Ibarretxe hizo ayer todo un despliegue de buenos modos en Madrid. En su breve estancia en la capital del Reino, repitió una y mil veces que está abierto al diálogo con tirios y troyanos, que respetará a todo el mundo e incluso a alguno más, que cumplirá cuantas sentencias se hayan dictado o se dicten en el futuro... Aplaudió el discurso parlamentario del rey y hasta charló un rato con Manuel Jiménez de Parga, lo que constituye una muestra irrebatible de su estoicismo y su espíritu de sacrificio.

Fue correspondido con una catarata de gestos corteses y de buenas palabras. Nada del viejo estilo PP, con sus desplantes y desaires a gogó (salvo en lo que al propio PP toca, por supuesto).

Los socialistas con mando en la Villa y Corte sonrieron todo lo sonreíble y respondieron a las invitaciones al diálogo lanzadas por el lehendakari diciendo que, para diálogantes, ellos, que están dispuestos a dialogar y dialogar hasta ponerse malos, faltaría más.

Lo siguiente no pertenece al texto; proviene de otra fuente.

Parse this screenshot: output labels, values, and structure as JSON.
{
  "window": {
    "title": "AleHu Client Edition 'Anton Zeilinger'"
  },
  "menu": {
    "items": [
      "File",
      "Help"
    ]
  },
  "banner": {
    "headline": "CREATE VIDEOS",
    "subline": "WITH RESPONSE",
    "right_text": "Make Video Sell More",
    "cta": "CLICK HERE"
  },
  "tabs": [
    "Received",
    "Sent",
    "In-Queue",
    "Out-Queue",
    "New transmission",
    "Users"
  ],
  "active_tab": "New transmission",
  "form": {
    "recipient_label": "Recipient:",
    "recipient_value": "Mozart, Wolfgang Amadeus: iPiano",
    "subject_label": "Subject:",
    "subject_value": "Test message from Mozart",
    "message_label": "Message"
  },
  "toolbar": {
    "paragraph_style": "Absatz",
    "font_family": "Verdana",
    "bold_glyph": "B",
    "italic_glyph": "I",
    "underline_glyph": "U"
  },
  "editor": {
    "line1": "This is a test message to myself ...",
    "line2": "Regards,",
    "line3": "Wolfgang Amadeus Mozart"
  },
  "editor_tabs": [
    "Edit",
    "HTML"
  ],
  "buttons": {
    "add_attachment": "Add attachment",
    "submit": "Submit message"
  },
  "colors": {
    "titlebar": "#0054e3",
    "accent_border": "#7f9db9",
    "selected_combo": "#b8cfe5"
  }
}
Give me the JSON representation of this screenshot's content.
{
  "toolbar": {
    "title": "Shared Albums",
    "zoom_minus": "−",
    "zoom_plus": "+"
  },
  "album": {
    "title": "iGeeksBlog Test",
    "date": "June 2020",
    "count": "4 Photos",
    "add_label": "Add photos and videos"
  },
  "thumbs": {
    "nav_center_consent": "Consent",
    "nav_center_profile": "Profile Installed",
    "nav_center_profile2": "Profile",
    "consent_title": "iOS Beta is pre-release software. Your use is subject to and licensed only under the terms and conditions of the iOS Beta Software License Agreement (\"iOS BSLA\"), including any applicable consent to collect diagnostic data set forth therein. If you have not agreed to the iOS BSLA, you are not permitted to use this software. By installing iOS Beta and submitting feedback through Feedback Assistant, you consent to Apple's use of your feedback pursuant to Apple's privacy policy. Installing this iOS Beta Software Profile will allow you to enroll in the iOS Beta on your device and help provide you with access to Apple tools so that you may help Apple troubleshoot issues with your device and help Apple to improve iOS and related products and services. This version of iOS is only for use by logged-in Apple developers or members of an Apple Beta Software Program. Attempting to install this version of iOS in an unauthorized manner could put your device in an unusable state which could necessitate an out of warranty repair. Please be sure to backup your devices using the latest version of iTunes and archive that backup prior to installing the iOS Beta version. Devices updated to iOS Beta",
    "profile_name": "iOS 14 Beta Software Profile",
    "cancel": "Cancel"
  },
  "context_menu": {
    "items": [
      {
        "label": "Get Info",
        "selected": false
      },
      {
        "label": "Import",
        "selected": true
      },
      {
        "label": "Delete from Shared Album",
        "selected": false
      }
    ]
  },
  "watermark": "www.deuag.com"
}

Con todo lo cual, puede haber –y hay, por lo que oigo y leo– quienes dan por inaugurada una nueva era de paz y concordia entre los gobiernos de Madrid y Vitoria, destinada a proporcionar sanos y hermosísimos frutos de aquí a cuatro días.

Y de eso, nada.

Sóplese la hojarasca y mírese lo que hay por debajo. En muchas materias, Zapatero no ha aportado hasta ahora más que buenos deseos genéricos. Sin concretar y sin plazos. Pero, en relación a Euskadi, ni eso. Ha conminado al Gobierno de Vitoria –lo hizo en su discurso de investidura– a rectificar, como premisa para inciar el diálogo. Curioso talante dialogante: ¡pide a la otra parte que acuda al diálogo de rodillas!

Ignoro si Zapatero estará dispuesto a desbordar sus límites, pero es obvio que los tiene, y muy nítidamente marcados.

Sabe que, por el momento, no está autorizado a dar a Euskadi más que sonrisas. Porque de lo contrario se le levanta la tropa mesetaria.

Para obligarle a ir más allá –para forzarle a cambiar sus planes iniciales, rígidamente cicateros– no habrá otro remedio que situarle ante la cruda elección: o afronta la revuelta de la tropa mesetaria o encara el levantamiento de las tropas periféricas.

Nadie se llame a engaño: también los diálogos son reflejo de la relación de fuerzas. Tanto más grueso y contundente es el garrote que tienes, tanto más te sonríe el de enfrente.